What appeared to some pure wizardry on the part of Karajan, the “magician of sound”, was in reality the result of an intensive rehearsal process. Again and again even familiar works would be refined, every nuance fathomed, the phrasing and articulation between the strings and the wind and brass soloists subtly synchronised, until everyone could completely trust themselves even if the “master”, as Karajan was called, closed his eyes and fell into a trance at the evening concert. Karajan’s ambitions included not only full-scale performances of the standard repertoire, no, he also worked obsessively on works of the Second Viennese School, which he placed on the rehearsal schedule even when they were not on the concert programmes.
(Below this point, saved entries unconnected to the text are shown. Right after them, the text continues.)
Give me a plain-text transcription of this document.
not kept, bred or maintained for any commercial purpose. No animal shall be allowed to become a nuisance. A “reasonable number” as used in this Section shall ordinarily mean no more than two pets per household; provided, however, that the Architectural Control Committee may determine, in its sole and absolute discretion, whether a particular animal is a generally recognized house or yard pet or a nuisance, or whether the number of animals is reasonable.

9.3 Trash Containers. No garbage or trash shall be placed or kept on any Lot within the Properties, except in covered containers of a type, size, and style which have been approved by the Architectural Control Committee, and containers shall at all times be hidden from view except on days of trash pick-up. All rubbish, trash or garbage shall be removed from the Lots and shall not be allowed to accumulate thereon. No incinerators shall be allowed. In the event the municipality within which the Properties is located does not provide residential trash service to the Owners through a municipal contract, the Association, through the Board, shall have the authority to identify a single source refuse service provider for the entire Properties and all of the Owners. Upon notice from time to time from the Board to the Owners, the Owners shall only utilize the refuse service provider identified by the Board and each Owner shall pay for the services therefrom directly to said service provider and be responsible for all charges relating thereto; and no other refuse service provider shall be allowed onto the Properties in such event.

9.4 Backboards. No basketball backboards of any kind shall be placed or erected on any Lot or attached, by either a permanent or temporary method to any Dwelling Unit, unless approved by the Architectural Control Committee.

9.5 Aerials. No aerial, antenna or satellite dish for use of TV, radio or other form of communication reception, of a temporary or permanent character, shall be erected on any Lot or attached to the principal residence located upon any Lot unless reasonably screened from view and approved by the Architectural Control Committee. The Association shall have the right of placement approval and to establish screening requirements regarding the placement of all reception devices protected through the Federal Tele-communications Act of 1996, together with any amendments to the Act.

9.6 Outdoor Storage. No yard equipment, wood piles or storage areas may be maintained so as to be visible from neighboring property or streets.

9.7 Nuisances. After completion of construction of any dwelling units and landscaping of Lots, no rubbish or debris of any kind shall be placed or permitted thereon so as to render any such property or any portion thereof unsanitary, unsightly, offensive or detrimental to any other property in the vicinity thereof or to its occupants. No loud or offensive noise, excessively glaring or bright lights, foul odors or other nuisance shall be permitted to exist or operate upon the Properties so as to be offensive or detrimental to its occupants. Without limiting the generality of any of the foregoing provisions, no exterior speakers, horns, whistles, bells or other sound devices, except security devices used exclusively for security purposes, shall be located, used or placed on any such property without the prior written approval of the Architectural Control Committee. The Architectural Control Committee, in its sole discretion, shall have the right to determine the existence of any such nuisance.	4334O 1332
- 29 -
Even Adorno could not help but praise the Webern interpretations of the Berlin orchestra together with their director in his Introduction to the Sociology of Music, whereby he refrained from mentioning the conductor’s name: to praise the hot shot Karajan, who was prominent even in the yellow press, was apparently not proper for a trailblazer of the avant-garde … 

 “The Conductor”: in just two words, the title of the obituary of Herbert von Karajan published by the Frankfurter Allgemeine on 18 July 1989, two days after he died, said more than a long eulogy would have. Karajan’s name had long since become synonymous with an entire profession; he was considered the highest authority in the musical life of the 20th century, on which he put his stamp like no one else did. No one from the classical music industry produced more recordings and had higher sales, no one recognised and exploited the aspects of consumer electronics, marketing and commercial promotion of culture more clear-sightedly. And who else but Karajan knew how to meet the needs of the post-war society with his aesthetics and his aura? As an elegant man of the world, a charismatic magician with the baton and omnipotent sovereign over legions of musicians, he corresponded perfectly to the contemporary ideal. Theodor W. Adorno once called him the “maestro of the German economic miracle”.